The Association drew up a list of grievances and delivered it to the Chief Native Commissioner. The list changed little during the colonial period with forced labour, land expropriation, and the lack of public services and educational opportunities being the major issues.
Of course, changing this was the last thing that the Europeans had on their mind, and in March 1922 they responded by arresting the Association’s leader, Harry Thuku, who was subsequently deported for several years.Undeterred, over the following years the Association intensified its campaign against land alienation, and against tax and labour laws. In 1923 the British government announced that “the interests of the African natives” would forthwith be under their control, and two years later local councils were organized to assist the colonial power in governing Africans; but these councils operated through government-appointed chiefs who, among the Kikuyu, had little or no traditional standing (the long-trusted colonial policy of divide-and-rule was simple and effective: by giving people a limited sense of power, they would be too preoccupied with their own power struggles to see the real enemy – the British).In 1925, the East Africa Association was disbanded by the government, but quickly reformed as the Kikuyu Central Association (KCA).

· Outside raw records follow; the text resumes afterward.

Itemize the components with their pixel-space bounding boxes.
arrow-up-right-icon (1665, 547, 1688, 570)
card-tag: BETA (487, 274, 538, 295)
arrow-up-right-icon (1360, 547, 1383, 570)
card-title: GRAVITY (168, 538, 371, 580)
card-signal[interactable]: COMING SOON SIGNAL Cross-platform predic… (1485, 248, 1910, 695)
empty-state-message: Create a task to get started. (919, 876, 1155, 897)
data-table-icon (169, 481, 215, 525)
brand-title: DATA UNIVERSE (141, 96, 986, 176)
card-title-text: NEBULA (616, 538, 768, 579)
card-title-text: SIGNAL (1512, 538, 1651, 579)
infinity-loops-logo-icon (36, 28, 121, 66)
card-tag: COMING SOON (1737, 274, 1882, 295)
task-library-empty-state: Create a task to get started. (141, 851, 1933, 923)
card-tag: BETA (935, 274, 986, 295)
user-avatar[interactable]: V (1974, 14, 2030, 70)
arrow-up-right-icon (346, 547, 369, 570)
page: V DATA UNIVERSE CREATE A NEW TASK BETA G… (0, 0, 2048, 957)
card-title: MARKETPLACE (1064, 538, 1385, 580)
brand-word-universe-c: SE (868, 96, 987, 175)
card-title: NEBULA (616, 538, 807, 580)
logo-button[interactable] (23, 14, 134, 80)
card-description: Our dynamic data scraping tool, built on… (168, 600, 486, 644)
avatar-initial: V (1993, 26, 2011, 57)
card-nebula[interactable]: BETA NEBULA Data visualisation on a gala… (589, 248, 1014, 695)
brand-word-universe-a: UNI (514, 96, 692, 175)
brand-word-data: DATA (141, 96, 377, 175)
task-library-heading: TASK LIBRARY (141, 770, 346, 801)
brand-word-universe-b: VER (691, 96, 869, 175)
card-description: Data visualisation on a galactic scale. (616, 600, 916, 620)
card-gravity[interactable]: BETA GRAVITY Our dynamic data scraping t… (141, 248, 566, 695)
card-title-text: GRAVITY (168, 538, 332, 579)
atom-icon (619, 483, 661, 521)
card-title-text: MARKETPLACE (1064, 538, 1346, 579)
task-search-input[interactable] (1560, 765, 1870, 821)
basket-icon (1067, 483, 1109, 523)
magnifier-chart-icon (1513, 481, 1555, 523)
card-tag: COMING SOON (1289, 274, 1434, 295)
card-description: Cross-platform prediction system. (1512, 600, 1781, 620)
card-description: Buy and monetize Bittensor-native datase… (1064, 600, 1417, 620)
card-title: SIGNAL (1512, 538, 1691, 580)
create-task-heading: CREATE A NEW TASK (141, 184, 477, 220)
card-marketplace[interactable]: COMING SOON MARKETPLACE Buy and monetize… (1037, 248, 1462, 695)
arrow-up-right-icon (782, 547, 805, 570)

Its original programme was a combination of radical demands such as the return of expropriated lands and the elimination of the passbook scheme (part of the racist colour-bar system), with a striving to return to the traditional pre-colonial past.In also demanding African representation in the legislature, the association was in advance not only of the government but also of most of the members of the tribe. It won support among the Kikuyu, however, when it complained about low wages, the prohibition of coffee growing by Africans, and the condemnation by Christian missionaries of such tribal practices as clitoridectomy.
The association never represented the tribe as a whole, though, because its members were mainly young men whom the chiefs did not trust. For this reason, too, the European administration tended to look with disfavour upon its activities.
Attempts to win the support of other tribes failed owing to their unwillingness to accept Kikuyu leadership.